Publié par wikistrike.com sur 12 Décembre 2012, 12:58pm

Catégories : #Science - technologie - web - recherche

Vivons-nous dans une simulation informatique créée par nos descendants ?

 

matrix-screensaver_0.jpgAussi loufoque que cela puisse paraître, des physiciens américains et allemands ont proposé une méthodologie capable de tester si la réalité dans laquelle nous vivons est une simulation informatique créée par nos descendants.

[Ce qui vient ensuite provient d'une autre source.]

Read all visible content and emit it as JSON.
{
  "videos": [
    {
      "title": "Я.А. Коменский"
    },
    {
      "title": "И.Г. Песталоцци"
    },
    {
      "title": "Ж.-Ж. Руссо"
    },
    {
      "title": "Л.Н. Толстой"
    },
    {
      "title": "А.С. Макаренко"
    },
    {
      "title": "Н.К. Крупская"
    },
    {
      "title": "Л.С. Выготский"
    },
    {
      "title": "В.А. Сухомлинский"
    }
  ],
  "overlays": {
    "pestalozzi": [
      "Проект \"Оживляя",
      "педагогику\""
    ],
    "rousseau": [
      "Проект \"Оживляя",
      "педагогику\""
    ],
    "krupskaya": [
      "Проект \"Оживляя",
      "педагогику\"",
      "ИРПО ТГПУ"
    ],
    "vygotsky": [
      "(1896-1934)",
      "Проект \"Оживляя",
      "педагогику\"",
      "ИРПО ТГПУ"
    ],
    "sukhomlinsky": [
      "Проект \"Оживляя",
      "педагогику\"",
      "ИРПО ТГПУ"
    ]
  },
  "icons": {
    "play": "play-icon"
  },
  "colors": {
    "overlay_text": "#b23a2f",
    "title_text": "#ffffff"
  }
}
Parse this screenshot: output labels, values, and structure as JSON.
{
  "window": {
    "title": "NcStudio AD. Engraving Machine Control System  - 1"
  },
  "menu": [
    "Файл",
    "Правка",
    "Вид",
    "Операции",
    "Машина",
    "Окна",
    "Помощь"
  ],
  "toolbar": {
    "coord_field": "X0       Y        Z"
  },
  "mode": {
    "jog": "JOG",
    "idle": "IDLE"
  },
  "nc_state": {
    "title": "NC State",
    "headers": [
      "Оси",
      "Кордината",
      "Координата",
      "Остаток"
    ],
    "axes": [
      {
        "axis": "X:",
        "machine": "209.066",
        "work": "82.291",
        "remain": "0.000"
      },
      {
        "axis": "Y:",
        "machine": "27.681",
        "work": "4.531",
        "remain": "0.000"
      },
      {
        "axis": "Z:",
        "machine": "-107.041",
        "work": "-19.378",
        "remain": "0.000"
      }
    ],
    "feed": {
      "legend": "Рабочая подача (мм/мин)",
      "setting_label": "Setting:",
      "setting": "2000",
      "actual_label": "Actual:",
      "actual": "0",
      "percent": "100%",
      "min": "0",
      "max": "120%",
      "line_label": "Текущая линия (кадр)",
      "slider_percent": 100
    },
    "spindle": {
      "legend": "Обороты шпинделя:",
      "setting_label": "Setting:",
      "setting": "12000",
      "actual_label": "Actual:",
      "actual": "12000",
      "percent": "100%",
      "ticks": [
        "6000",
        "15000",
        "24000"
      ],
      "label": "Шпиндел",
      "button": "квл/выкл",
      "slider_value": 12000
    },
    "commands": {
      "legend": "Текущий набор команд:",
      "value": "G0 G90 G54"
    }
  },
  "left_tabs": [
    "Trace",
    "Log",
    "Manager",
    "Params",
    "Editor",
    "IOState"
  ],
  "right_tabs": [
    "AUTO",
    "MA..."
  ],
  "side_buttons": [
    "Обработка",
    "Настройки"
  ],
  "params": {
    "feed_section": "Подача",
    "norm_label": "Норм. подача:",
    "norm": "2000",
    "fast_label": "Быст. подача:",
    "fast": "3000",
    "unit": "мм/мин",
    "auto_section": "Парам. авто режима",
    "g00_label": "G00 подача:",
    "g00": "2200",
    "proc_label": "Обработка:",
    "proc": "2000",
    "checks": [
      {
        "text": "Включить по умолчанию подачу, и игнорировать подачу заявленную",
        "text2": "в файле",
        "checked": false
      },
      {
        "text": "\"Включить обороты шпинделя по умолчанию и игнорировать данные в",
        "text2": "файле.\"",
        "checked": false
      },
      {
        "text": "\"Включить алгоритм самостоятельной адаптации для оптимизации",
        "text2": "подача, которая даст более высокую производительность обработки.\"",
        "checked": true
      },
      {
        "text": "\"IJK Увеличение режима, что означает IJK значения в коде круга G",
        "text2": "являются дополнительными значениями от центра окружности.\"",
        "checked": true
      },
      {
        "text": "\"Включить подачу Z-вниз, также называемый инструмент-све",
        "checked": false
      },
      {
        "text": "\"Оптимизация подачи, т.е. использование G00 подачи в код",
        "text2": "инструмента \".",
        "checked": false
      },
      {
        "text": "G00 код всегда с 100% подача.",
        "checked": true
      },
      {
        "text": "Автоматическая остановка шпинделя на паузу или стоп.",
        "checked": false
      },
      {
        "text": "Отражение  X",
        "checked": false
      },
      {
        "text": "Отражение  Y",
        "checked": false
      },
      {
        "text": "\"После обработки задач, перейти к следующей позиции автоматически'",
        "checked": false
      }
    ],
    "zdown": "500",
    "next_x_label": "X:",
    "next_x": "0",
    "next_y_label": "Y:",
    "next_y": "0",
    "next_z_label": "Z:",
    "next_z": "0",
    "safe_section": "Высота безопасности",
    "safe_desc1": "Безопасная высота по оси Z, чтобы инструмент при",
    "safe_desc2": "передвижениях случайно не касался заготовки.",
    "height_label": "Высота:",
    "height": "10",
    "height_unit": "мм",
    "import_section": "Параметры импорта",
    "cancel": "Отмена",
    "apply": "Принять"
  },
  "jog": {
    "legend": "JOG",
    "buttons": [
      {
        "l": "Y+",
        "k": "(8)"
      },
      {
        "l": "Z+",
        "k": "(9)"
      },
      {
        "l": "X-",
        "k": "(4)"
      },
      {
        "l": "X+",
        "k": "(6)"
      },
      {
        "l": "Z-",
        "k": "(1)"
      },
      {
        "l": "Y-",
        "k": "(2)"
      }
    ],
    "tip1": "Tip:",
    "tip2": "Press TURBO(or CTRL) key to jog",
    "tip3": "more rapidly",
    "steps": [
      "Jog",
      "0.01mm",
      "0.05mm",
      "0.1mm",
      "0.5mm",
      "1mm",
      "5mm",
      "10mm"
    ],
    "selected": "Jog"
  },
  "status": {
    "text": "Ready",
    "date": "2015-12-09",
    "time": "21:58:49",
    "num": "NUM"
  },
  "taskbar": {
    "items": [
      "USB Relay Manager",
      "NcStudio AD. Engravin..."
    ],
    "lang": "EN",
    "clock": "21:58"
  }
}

Vivons-nous dans une simulation informatique créée par nos descendants ? Si cette idée, lancée il y a une dizaine d'années par Nick Bostrom, professeur. de philosophie à l'Université d'Oxford (lire son article "Are you living in a computer simulation?" publié en 2003 dans la revue Philosophical Quarterly), est assurément stimulante pour l'esprit ainsi qu'en atteste le succès de Matrix, sa probabilité apparaît toutefois légitimement à la plupart d'entre nous comme très faible. Pourtant, force est de constater... que nous ne disposons d'aucune preuve pour affirmer que nous ne vivons pas dans un univers virtuel créé par les générations futures.

Fort de ce constat, le physicien Martin Savage et ses collègues de l'Université de Washington (Etats-Unis) et de l'Université de Bonn (Allemagne) ont travaillé à l'élaboration d'une méthodologie qui permettrait de dire si notre réalité est une simulation informatique. Ces travaux, intitulés "Constraints on the Universe as a Numerical Simulation", ont été publiés sur le serveur de prépublication ArXiv, un service qui permet aux physiciens de soumettre leurs travaux à l'examen critique de leurs pairs, avant de les proposer pour publication à une revue scientifique.

Quelle est la méthodologie imaginée par les chercheurs de l'Université de Washington pour détecter si notre réalité est une simulation informatique ? Cette méthodologie repose sur l'idée que, si d'aventure notre monde est une simulation informatique, alors il devrait être possible d'y déceler l'existence de caractéristiques physiques propres à cette simulation informatique. En d'autres termes, si nous vivons dans une simulation calculée par une instance informatique surpuissante, alors il doit être possible de découvrir la "signature" de cette simulation informatique.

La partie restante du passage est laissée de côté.